US officials are predicting many ‘areas of disagreement’ will come up in next week’s diplomatic meetings.

In advance of what the United States is forecasting will be “difficult” talks with Chinese diplomats next week, the White House said Thursday that US officials will address the “genocide” of China’s Muslim Uighur minority.

Secretary of State Antony Blinken and Defense Secretary Lloyd Austin will meet their Chinese counterparts on March 18 and 19 after their first overseas trip to Japan and South Korea.

“Addressing the genocide against Uighur Muslims is something that will be a topic of discussion with the Chinese directly next week,” White House press secretary Jen Psaki said Thursday.

UN experts and rights groups have said China has detained more than a million Uighurs and other minorities there, actions the US has deemed a genocide. Beijing has denied abuses, saying facilities in the region are for vocational training to counter the threat of terrorism.

Meanwhile, the US condemned China’s moves to change Hong Kong’s electoral system, calling it a continuing assault on democracy in the territory and predicted “difficult” talks with China’s top diplomats next week.

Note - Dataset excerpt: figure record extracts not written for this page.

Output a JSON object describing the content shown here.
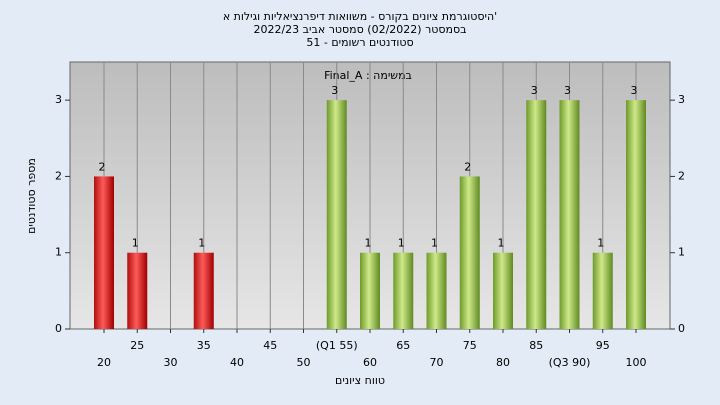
{
  "chart_data": {
    "type": "bar",
    "title": "'היסטוגרמת ציונים בקורס - משוואות דיפרנציאליות וגילות א",
    "subtitle": [
      "בסמסטר  (02/2022)  סמסטר אביב 2022/23",
      "סטודנטים רשומים - 51"
    ],
    "legend": "Final_A : במשימה",
    "x_label": "טווח ציונים",
    "y_label": "מספר סטודנטים",
    "categories": [
      "20",
      "25",
      "30",
      "35",
      "40",
      "45",
      "50",
      "(Q1 55)",
      "60",
      "65",
      "70",
      "75",
      "80",
      "85",
      "(Q3 90)",
      "95",
      "100"
    ],
    "values": [
      2,
      1,
      0,
      1,
      0,
      0,
      0,
      3,
      1,
      1,
      1,
      2,
      1,
      3,
      3,
      1,
      3
    ],
    "colors": [
      "red",
      "red",
      "red",
      "red",
      "red",
      "red",
      "red",
      "green",
      "green",
      "green",
      "green",
      "green",
      "green",
      "green",
      "green",
      "green",
      "green"
    ],
    "ylim": [
      0,
      3.5
    ],
    "yticks": [
      0,
      1,
      2,
      3
    ],
    "grid": true
  }
}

“The changes approved by the National People’s Congress today on March 11 are a direct attack on Hong Kong’s autonomy, its freedoms and democratic processes, limiting political participation, reducing democratic representation and stifling political debate,” State Department spokesman Ned Price told a news briefing.

China’s parliament on Thursday approved a draft decision to change Hong Kong’s electoral system, further reducing democratic representation in the city’s institutions and introducing a mechanism to vet politicians’ loyalty to Beijing.

Price said the US would be frank in telling China how its actions challenge US values when Secretary of State Antony Blinken meets with top Chinese officials on March 18 in Alaska, the first high-level in-person contacts between the two sparring countries under the Biden administration.

“There will be some difficult conversations I would expect,” he said. “We will certainly not pull any punches in discussing our areas of disagreement,” Price said, urging Beijing to play its part in improving the frayed relationship.

“We are looking for Beijing … to demonstrate that seriousness of purpose, to demonstrate that it seeks to live up to its own oft-stated desire to change the tone of the bilateral relationship.”

President Joe Biden’s administration has committed to reviewing elements of US policies towards China, as the world’s two largest economies navigate relations that sank to their lowest depths in decades during Donald Trump’s presidency.

Biden and his Chinese counterpart, Xi Jinping, held their first phone call as leaders last month and appeared at odds on most issues, even as Xi warned that confrontation would be a “disaster” for both nations.

Price mentioned a long list of “difficult issues” with Beijing that he said would come up in talks, including Hong Kong, China’s treatment of Uighurs in Xinjiang, its position on Taiwan and the South China Sea. He added that Washington would explore areas for cooperation with China where it was in the US interest, including climate change.

“The point remains that we’re not looking to engage in talks for the sake of talks,” he said.

Chinese Premier Li Keqiang said on Thursday that China and the US had common interests and many areas for cooperation and that Beijing hoped ties could develop in a healthy way based on respecting each other’s core interests, win-win cooperation and non-interference in internal affairs.